At the window, Bertran de Talair watched darkness surrender to grey in the streets below and then saw the first pale hues of morning streak the sky in the east. He wondered, idly, hopelessly, just how many dawns he had seen in this way, with the wrong woman waiting for him to come back to her in a bed he had abandoned. He wasn't going back to the bed. He pushed the very thought away, closing his eyes, letting his mind circle back, faithfully, to the ending of his song.

Even the birds above the lake

Are singing of my love,

And even the flowers along the shore

Are growing for her sake.

Dawn was breaking, the day was coming. There would be much to do, a world of complex things that demanded to be done. He opened his eyes, feeling her slipping away again as he did, slipping away in mist, in memory, with the child in her arms.

PART III—Autumn

CHAPTER 9

On the bright, mild morning in autumn when her life changes forever, Rosala de Garsenc is returning carefully from her favourite walk along the sloping, tree-lined path from the water mill back to the castle when she sees her father-in-law waiting for her astride his horse in the open space in front of the drawbridge.

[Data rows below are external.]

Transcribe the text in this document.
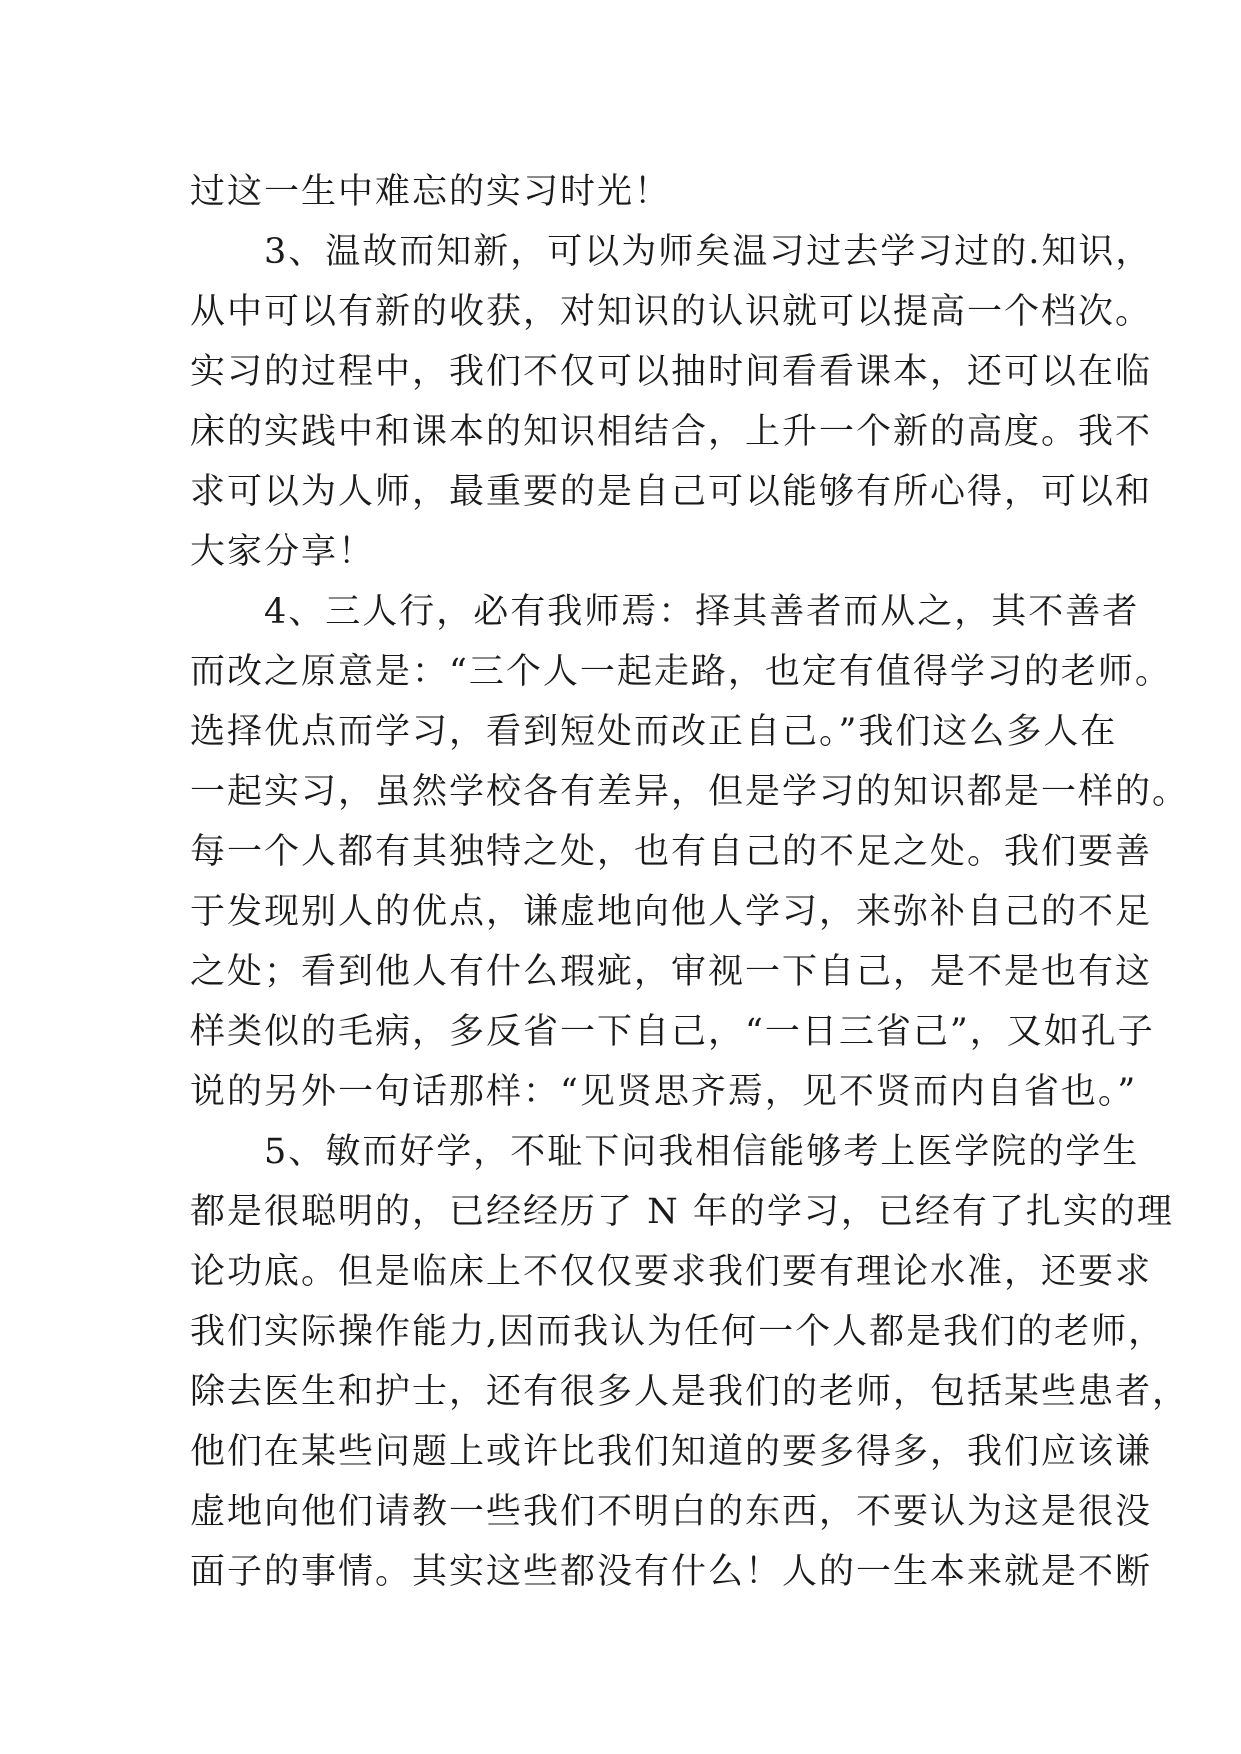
过这一生中难忘的实习时光！
　　3、温故而知新，可以为师矣温习过去学习过的.知识，
从中可以有新的收获，对知识的认识就可以提高一个档次。
实习的过程中，我们不仅可以抽时间看看课本，还可以在临
床的实践中和课本的知识相结合，上升一个新的高度。我不
求可以为人师，最重要的是自己可以能够有所心得，可以和
大家分享！
　　4、三人行，必有我师焉：择其善者而从之，其不善者
而改之原意是：“三个人一起走路，也定有值得学习的老师。
选择优点而学习，看到短处而改正自己。”我们这么多人在
一起实习，虽然学校各有差异，但是学习的知识都是一样的。
每一个人都有其独特之处，也有自己的不足之处。我们要善
于发现别人的优点，谦虚地向他人学习，来弥补自己的不足
之处；看到他人有什么瑕疵，审视一下自己，是不是也有这
样类似的毛病，多反省一下自己，“一日三省己”，又如孔子
说的另外一句话那样：“见贤思齐焉，见不贤而内自省也。”
　　5、敏而好学，不耻下问我相信能够考上医学院的学生
都是很聪明的，已经经历了 N 年的学习，已经有了扎实的理
论功底。但是临床上不仅仅要求我们要有理论水准，还要求
我们实际操作能力,因而我认为任何一个人都是我们的老师，
除去医生和护士，还有很多人是我们的老师，包括某些患者，
他们在某些问题上或许比我们知道的要多得多，我们应该谦
虚地向他们请教一些我们不明白的东西，不要认为这是很没
面子的事情。其实这些都没有什么！人的一生本来就是不断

Her breath quickening with the first stirrings of apprehension, she places her hands protectively in front of her rounded belly but resolutely does not alter her pace. Her husband is away at the court, and Galbert will know that.

"Good morrow, my lord," she says as she comes slowly up to the courtyard. The drawbridge of the castle is down; inside the forecourt a handful of corans are noisily practising with quarterstaves, beyond them serfs are unloading sacks of harvested grain watched carefully by the reeve. It is a bustling tithe day at Garsenc Castle. No one is close enough though to overhear anything the two of them might say to each other.

Galbert de Garsenc, massive and imposing in his riding clothes, makes no immediate reply to her greeting, looking stonily down upon her from his horse. He ought to have dismounted, of course, simple courtesy to his son's wife demands that; his failure to do so is a first signal, an attempt to intimidate. Rosala knows by now that almost everything this man does is meant as a means of control.

"Will you come in?" she says, as if there is nothing untoward in his manner at all. "You must know that Ranald is away, but I will gladly do what I may to make you comfortable." She smiles, but only briefly; she will not abase herself before this man, she has sworn it to herself.

He jerks his reins to make the horse dance a little, quite close to her. She stands motionless; she certainly isn't afraid of horses, and she is quite sure, for the obvious reason, that her father-in-law will not risk doing her any physical harm just now.

Galbert clears his throat. "Get in," he says, the celebrated voice icy cold. "Get into the castle immediately before you shame us further. I heard tell that you were walking abroad but refused to credit it. I came to see for myself, certain that the rumours must be idle and false. Instead I find you brazening about obscenely, parading in your condition before the serfs, exactly as I was told. Are you utterly corrupt that you do such things?"